If you're a fan of Mario Kart, you might've wondered if Mario Kart Tour is worth the download on mobile, and after a few hours with the game, I think I have enough information to help you make a decision.
Before we get into all the details, I want to warn you that you might need to go the extra mile to learn a bit about the game if you decide to play it, as Nintendo made the unfortunate decision to add basically no tutorials. Although it's not incredibly complex, it is a bit confusing and convoluted, but once you start to get a grip on it, it becomes quite simple! Especially because you have multiple options for steering — you either use your fingers (which is a bit uncomfortable), or you use your phone as a steering wheel, which is comfortable enough!
Now, this entry differs from the original franchise in a few ways, but the main one is how the building system works. In the other entries, vehicles have their own stats, which has caused some of them to become incredibly irrelevant and useless. Thankfully, in Mario Kart Tour, every kart plays the same as the others but gives a different score depending on its tier on the track.

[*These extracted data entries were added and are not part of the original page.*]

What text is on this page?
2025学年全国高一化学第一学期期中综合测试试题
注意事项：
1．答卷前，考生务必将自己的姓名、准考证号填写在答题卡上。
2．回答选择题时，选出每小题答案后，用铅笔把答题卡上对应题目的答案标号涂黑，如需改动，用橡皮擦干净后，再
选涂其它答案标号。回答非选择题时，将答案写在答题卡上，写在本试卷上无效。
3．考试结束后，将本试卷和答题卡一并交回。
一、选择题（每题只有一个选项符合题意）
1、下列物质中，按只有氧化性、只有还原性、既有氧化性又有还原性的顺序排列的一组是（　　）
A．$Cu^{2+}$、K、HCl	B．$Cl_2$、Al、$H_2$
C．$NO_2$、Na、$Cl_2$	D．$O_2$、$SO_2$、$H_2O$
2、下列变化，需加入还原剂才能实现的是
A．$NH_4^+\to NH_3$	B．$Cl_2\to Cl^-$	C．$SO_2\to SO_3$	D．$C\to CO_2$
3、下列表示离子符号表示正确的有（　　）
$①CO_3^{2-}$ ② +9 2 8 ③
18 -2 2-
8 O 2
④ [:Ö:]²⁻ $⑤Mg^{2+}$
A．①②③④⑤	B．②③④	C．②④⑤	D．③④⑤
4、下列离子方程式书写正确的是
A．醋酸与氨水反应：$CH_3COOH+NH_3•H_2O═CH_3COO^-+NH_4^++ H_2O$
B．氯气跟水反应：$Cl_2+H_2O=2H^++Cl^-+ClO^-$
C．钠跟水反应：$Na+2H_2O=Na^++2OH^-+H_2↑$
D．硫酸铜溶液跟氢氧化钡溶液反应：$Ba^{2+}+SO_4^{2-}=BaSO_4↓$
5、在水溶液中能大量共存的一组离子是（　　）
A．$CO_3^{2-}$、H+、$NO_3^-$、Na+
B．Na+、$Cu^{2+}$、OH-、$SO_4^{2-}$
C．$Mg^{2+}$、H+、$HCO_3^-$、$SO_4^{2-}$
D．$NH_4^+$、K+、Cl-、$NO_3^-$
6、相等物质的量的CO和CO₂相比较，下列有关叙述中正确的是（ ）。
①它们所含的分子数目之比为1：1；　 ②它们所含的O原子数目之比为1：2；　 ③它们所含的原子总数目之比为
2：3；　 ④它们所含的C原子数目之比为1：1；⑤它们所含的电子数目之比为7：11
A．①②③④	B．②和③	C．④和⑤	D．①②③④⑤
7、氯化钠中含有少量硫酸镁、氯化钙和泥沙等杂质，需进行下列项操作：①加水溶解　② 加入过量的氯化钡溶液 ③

Allow me to explain!
In this entry, you'll be hoarding up three different cards: drivers, karts, and gliders. Each track that you play has three different tiers on the three categories, and each tier and category affect the score differently. Whilst this sounds confusing and complex, I promise it's not that difficult once you understand what's happening!
In short, drivers of higher tiers will offer a higher chance of going into a frenzy (which increases your points by quite a bit!) and how many items you'll spin when you grab a Question Box. Karts will affect your bonus points multiplier, which you get by doing different actions in-game (such as a turbo drift). Finally, the gliders provide a combo bonus plus extend the window of your combos.
This means that your score in each race is affected depending on the combination of the three categories and tiers (of course, your position and actions help determine this too). Although this system sounds annoying and cash-grabby, I've only played for a week and have already been able to complete nearly every course (which usually has three races and a bonus mission) at five stars and gotten 1st place on the ranked cup. This is because the more you play, the more rewards you unlock, making it easier to collect even more stars to unlock more rewards.
Don't get me wrong — it's still a mobile game, and it's still Nintendo, but it's definitely a gameplay loop that you can achieve if you understand it's a collecting game first and foremost. There's nothing to do but run tracks to get good scores to buy more cards to run more tracks, but if you put effort into learning which cards to go for first, it won't be as daunting.
Aside from doing the usual races, you'll also have some challenges to complete throughout the courses, such as Time Trials and Balloon Battles, among others. Whilst at first I was sceptical of these, they aren't annoying or too hard, but they provide a nice break from the constant races.
In addition to those modes, Mario Kart Tour also offers a score-based ranked system where you'll have to beat your competition's weekly score to win prizes, achievements that you can complete for rewards, a battle pass, and even a chaotic multiplayer mode that gives you rewards.
Almost everything you do in the game progresses one of the currencies, which are three total: Rubies, Coins, and Tokens. Rubies are the premium currency that you can get (incredibly slowly) by playing, Coins are awarded for basically everything, and Event Tokens can be acquired via in-game actions, such as hitting an opponent with an item. The good news is that Mario Kart Tour changed its loot box system, as you now have access to a few different shops instead of having to rely only on chance; the bad news is, because of that, you basically have to purchase the battle pass if you want to make progress quickly. However, Nintendo offers a 2-week free trial of the battle pass, so you may try it out first before you commit to anything.
Thankfully, every currency can get you drivers, karts, and gliders, but in different ways; for example, because loot boxes were abolished, you can purchase everything directly with Coins and Rubies, or alternatively, you use the Event Tokens to buy Pipes — the game's only loot box. Although there are other items to get during events, you can buy Pipes infinitely, the only caveat being that they become a bit more expensive with every purchase. I didn't find this to be a problem, however, as you'll also get a constant influx of Tokens as long as you continue to play.
One of my favourite aspects about the shop system in Mario Kart Tour is that the drivers are beloved characters from the franchise we've come to love — you'll find anything from Yoshis and Shy Guys to Birdo and Larry — but in different outfits! This makes it easy to play the game at a slow pace to just collect every card you can, making it a rather relaxing experience. I mean, who wouldn't want a Kangaroo Yoshi or a Fairy Daisy?
Overall, I was pleasantly surprised by the game, especially when I learned that loot boxes had been removed. There is a lot to do in Mario Kart Tour if you're into collecting, casual games, and Nintendo stuff, and I personally think that the franchise just works better as a mobile game than it ever did as a single-player console title.
Mario Kart Tour (Reviewed on iOS)
This game is great, with minimal or no negatives.
Mario Kart Tour makes a surprisingly fantastic mobile game because of the tons of items to collect, the fun gameplay loop, and the short but sweet matches!